Diagnosis & Rx - Find and Fight

  • Diagnosis:
    • Microscopy: Key is identifying intracellular amastigotes (LD bodies) within macrophages on Giemsa/Wright-stained tissue smears (e.g., spleen, bone marrow).
    • Culture: On Novy-MacNeal-Nicolle (NNN) medium.
    • PCR: For definitive species identification.
  • Treatment:
    • Sodium stibogluconate: Traditional choice for cutaneous forms.
    • Liposomal Amphotericin B: Drug of choice for severe/visceral leishmaniasis.
    • Miltefosine: An effective oral agent.

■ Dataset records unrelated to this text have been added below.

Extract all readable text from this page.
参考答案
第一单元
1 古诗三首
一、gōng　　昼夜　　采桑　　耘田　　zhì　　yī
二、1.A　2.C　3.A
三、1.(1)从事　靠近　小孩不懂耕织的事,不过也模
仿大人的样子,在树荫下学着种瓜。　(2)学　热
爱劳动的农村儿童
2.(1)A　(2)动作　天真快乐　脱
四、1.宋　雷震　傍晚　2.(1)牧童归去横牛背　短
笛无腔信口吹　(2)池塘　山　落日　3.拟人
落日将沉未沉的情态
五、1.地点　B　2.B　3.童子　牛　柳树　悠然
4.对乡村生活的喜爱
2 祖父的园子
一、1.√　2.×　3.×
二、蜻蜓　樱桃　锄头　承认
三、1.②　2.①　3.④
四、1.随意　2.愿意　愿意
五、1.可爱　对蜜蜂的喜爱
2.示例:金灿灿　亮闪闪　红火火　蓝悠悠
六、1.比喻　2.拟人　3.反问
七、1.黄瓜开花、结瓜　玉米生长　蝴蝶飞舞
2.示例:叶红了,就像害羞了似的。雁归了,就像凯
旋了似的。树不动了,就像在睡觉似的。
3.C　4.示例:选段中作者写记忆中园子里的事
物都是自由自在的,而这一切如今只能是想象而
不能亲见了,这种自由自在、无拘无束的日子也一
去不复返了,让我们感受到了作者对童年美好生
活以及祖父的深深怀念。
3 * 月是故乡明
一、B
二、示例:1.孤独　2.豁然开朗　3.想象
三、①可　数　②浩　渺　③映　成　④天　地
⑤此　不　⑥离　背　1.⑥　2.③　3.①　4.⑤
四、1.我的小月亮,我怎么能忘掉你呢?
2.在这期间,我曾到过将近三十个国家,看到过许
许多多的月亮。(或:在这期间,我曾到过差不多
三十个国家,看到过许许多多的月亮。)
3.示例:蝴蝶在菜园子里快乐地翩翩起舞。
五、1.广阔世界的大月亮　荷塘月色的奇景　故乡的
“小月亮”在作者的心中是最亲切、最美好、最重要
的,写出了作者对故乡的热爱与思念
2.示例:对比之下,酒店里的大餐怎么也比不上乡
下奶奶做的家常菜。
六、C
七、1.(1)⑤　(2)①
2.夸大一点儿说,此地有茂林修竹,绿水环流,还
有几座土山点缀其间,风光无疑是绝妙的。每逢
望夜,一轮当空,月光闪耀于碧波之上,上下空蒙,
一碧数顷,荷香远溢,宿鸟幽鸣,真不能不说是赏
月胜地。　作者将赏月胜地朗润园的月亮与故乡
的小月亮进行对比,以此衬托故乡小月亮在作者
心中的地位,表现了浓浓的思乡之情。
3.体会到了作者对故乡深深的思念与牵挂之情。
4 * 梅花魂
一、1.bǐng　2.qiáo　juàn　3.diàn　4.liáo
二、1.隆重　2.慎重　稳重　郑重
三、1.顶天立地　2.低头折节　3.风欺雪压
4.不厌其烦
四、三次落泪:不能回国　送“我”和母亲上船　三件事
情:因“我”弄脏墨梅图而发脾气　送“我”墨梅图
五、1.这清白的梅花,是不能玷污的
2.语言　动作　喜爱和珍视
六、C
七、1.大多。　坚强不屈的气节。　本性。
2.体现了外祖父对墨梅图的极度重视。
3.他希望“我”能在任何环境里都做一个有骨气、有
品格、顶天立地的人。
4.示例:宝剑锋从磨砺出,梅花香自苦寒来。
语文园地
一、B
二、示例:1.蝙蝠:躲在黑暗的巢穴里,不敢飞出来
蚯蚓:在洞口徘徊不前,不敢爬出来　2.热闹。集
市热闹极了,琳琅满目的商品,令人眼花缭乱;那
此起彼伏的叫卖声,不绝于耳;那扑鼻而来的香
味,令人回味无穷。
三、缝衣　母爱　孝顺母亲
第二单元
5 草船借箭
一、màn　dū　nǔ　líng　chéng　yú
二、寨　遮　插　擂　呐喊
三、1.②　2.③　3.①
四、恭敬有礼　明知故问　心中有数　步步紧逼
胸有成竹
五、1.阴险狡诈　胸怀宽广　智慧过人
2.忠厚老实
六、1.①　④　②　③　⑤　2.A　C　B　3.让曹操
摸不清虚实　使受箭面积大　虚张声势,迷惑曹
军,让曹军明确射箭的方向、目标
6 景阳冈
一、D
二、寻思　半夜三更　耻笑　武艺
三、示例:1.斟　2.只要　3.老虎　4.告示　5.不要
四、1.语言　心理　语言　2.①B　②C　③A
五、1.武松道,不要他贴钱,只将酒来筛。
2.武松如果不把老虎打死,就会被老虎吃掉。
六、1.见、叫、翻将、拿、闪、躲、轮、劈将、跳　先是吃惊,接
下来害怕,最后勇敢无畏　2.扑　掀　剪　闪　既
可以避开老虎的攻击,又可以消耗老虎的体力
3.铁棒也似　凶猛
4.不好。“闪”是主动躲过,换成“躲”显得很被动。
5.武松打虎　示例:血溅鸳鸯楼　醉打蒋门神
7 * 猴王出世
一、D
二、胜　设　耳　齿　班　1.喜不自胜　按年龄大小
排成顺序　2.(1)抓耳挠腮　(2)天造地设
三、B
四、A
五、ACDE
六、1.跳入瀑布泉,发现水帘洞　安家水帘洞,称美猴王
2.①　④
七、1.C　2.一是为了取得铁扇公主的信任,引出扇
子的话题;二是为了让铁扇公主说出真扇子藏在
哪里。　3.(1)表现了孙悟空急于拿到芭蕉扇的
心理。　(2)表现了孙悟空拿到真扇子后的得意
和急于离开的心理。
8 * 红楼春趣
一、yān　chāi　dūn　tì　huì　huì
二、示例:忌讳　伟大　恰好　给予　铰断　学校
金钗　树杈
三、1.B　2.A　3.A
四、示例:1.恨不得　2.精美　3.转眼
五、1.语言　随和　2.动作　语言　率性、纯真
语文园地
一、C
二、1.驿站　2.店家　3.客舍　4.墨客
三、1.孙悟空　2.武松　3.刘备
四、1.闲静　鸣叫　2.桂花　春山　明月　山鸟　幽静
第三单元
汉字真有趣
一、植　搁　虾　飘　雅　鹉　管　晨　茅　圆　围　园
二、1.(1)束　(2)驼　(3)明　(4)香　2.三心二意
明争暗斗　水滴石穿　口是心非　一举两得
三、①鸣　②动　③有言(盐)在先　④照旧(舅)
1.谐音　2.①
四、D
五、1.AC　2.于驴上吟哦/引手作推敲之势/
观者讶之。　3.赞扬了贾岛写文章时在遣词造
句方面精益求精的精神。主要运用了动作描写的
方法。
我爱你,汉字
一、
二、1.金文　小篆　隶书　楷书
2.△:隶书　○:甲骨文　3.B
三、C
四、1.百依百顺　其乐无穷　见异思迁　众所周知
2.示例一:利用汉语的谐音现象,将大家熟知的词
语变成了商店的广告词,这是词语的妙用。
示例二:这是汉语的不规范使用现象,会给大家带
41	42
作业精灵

Leishmania promastigotes and amastigotes in macrophages

⭐ Post-Kala-Azar Dermal Leishmaniasis (PKDL) can manifest as skin lesions months to years after successful visceral leishmaniasis treatment, acting as a disease reservoir.

High‑Yield Points - ⚡ Biggest Takeaways

  • Leishmania is a protozoan transmitted by the sandfly; it exists as intracellular amastigotes in macrophages.
  • Cutaneous leishmaniasis (L. tropica/mexicana) causes chronic, painless skin ulcers.
  • Mucocutaneous leishmaniasis (L. braziliensis) leads to destructive lesions of the nose and mouth.
  • Visceral leishmaniasis (L. donovani), or kala-azar, presents with fever, pancytopenia, and massive hepatosplenomegaly.
  • Diagnosis relies on identifying amastigotes in tissue specimens.
  • Key treatments include sodium stibogluconate and amphotericin B.